Relatively well paid workers in rented low-cost municipal housing (HLM) will see their ceiling on earnings lowered by 10 percent in the calculation of their rent payments, leading to rent hikes. The aim is to reduce from 70 percent to 60 percent the number of households occupying controlled rented accommodations, thus forcing sections of the lower middle class into the private sector and pauperisation. All existing financial measures allowing workers to take state aided early retirement are eliminated.
A strict limit will be imposed on those seeking financial aid to get into work through the RSA policy (Active Solidarity Revenu) intoduced by High Commissioner for Active Solidarity, Martin Hirsch. Until now he has been used by the government as a humanitarian cover for Sarkozy’s neo-liberal agenda. Hirsch was recruited from his post as director of the Emmaüs charity foundation to take the role of forcing the poor to find a job instead of living on the minimum social welfare payment of €447 a month. The RSA was to have cost €2- 3 billion to implement, but now looks set to be abandoned as a result of “calibrating” terms of what is affordable.
Hirsch has reacted forcefully, saying: “I came with a project, the fruit of a collective effort with trade unions, heads of local associations, social partners [employers], elected members of both right and left political parties; I am the project’s guardian , the line is clear.... If the RSA is abandoned” then everything else to alleviate poverty “will be unbalanced.” Prime Minister Fillon said the project was not “buried,” but was for the moment “too costly.”
A witch-hunt against social security fraud, savings in hospital costs and so-called taxes designated to help the environment are also part of the austerity package. “No ministry will be exempted from the necessity of reform,” declared Sarkozy. The education ministry has already said that 11,200 teaching posts must be eliminated in September 2008. Sarkozy did not mention the contententious issue, which has already brought tens of thousands of high school students and teachers onto the streets in ever increasing numbers in the past week.
Socialist Party leader François Hollande reacted by saying that “Nicolas Sarkozy was the [presidential] candidate of purchasing power, he will (now] be the president of austerity.”
Laurent Fabius, an ex-Socialist Party prime minister, criticised Sarkozy for giving away €15 billion in tax breaks to the rich at the beginning of the year. “The government has created a hole of €15 billion a year, and asks how can it fill this gap?” Fabius said. “We must get back a big part of this.” Fabius called for “measures to help small businesses, the low paid and low pensions.” Fabius has conveniently forgotten how his own austerity budget, under President François Mitterrand in 1984, attacked the living standards of the working class.
The trade unions criticized the austerity measures as much for their effects on their members as for their own lack of consultation in their application.

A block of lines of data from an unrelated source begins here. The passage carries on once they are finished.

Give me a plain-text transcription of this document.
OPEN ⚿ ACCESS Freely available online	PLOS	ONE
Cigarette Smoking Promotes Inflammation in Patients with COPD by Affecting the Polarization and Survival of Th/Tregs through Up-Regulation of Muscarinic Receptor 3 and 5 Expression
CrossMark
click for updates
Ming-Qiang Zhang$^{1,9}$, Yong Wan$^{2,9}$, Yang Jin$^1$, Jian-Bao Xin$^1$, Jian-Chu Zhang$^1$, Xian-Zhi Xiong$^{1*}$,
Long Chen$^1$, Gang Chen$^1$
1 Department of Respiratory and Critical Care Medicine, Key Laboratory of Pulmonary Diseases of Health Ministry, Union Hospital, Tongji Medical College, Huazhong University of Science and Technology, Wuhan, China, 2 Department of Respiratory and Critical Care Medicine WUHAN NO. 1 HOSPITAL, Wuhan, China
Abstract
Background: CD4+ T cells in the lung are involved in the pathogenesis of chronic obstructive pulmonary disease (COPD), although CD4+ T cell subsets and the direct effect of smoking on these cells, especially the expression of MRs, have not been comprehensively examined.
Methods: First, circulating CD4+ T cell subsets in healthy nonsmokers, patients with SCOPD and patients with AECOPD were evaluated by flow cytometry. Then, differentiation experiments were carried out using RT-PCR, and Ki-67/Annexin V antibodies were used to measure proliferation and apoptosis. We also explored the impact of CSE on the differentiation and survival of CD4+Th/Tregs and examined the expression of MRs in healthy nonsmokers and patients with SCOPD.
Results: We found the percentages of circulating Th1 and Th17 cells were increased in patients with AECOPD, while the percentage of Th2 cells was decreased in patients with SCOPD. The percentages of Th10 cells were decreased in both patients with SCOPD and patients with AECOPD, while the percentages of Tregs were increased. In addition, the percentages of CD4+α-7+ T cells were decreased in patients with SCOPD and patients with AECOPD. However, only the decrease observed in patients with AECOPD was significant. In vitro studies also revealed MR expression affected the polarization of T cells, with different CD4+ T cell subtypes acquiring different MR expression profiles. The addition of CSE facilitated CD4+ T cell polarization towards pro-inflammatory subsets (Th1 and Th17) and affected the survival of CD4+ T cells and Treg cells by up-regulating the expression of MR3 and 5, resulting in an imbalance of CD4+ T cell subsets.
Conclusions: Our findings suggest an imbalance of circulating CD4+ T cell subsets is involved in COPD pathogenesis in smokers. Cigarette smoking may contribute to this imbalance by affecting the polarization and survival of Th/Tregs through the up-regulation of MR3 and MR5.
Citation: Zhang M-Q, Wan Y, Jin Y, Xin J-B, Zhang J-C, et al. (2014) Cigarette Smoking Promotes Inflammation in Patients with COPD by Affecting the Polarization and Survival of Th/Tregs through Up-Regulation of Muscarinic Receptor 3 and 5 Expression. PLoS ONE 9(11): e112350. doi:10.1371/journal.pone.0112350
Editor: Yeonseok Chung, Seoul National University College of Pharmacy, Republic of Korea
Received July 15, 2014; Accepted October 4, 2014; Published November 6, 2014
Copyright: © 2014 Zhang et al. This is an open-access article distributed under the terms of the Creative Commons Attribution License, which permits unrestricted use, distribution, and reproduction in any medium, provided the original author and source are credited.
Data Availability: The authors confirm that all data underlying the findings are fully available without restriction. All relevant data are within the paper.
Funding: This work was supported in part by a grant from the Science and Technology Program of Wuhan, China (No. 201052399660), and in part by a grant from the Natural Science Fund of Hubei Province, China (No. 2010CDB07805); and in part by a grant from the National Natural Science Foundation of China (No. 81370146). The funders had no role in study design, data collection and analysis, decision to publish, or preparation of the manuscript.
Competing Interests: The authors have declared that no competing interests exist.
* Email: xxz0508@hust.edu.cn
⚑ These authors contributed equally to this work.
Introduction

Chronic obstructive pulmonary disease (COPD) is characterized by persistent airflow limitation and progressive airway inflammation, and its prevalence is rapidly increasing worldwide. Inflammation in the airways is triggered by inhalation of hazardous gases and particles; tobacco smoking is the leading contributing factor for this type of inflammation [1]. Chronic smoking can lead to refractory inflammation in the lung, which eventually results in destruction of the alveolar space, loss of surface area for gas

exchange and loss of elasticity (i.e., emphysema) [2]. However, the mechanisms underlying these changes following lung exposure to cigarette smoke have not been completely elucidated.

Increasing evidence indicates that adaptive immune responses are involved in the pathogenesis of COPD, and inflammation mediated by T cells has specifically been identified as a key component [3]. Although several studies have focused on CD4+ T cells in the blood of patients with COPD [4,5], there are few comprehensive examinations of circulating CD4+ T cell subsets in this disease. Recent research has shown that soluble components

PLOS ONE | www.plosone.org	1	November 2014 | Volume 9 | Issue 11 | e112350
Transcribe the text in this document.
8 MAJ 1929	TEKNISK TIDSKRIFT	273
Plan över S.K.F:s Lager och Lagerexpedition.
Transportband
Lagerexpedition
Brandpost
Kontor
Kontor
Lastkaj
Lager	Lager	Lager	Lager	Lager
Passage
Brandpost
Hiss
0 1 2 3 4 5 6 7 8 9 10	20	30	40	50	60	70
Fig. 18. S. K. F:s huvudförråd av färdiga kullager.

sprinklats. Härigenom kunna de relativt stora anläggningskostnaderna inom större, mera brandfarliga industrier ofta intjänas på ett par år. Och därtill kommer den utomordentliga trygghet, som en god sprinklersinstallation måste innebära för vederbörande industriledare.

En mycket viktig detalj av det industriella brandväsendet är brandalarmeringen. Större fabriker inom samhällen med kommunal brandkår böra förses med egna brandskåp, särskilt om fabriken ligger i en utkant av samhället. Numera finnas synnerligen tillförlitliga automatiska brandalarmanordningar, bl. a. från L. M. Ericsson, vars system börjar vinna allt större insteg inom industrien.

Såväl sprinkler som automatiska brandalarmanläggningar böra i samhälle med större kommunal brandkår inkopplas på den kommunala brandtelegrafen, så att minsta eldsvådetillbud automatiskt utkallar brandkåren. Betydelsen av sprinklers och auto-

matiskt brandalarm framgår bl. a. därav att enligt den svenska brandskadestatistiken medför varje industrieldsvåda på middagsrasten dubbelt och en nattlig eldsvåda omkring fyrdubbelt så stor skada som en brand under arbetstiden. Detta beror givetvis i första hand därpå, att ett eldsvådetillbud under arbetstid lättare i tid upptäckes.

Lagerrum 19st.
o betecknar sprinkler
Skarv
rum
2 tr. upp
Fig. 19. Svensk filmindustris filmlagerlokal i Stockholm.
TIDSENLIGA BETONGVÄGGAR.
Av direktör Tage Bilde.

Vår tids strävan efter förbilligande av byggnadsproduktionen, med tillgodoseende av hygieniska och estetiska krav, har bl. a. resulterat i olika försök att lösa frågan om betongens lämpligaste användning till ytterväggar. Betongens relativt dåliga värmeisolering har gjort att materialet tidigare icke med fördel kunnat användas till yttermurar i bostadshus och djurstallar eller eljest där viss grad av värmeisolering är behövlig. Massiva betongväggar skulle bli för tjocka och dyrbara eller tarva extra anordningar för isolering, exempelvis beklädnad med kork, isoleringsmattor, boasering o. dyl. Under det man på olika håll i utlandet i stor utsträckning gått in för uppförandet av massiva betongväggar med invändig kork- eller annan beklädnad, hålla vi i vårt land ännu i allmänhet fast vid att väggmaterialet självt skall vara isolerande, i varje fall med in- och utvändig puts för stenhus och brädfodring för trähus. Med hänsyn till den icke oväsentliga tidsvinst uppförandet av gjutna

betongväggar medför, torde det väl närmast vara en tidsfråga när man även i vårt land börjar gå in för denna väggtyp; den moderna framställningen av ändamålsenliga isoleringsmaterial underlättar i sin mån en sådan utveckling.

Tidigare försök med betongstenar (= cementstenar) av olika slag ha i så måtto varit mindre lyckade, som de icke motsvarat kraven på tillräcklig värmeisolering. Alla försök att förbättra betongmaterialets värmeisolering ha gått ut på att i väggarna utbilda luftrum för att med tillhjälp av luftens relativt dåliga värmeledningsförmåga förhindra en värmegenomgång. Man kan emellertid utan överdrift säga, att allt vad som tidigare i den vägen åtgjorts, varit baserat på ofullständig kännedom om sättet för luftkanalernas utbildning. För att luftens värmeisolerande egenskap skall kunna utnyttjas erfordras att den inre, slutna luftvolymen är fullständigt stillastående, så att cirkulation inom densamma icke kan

Jean-Christophe Le Duigou of the Stalinist-controlled CGT (General Confederation of Workers) expressed the feelings of all the union leaders when commented: “Neither the public, nor the citizens, nor the public sector workers, nor the unions have been involved in the elaboration of these reforms.... It’s a technocratic approach from the wrong angle, we start with the savings and then we will discuss, perhaps next, the public interest.”
The tone of regret at not being involved in the consultation process speaks volumes for the aquiesence of the unions in the implementation of all of Sarkozy’s policies up to now. Le Duigou was one of the union negotiators who betrayed the special pension rights struggle of rail workers in November last year.
Sarkozy’s budget cuts are anything but technocratic. They are aimed politically at the working population. The FSU public sector workers union admitted the austerity plan “will mean a further deterioration of daily social and professional life for the entire population, but especially the most weak and underpriveliged.”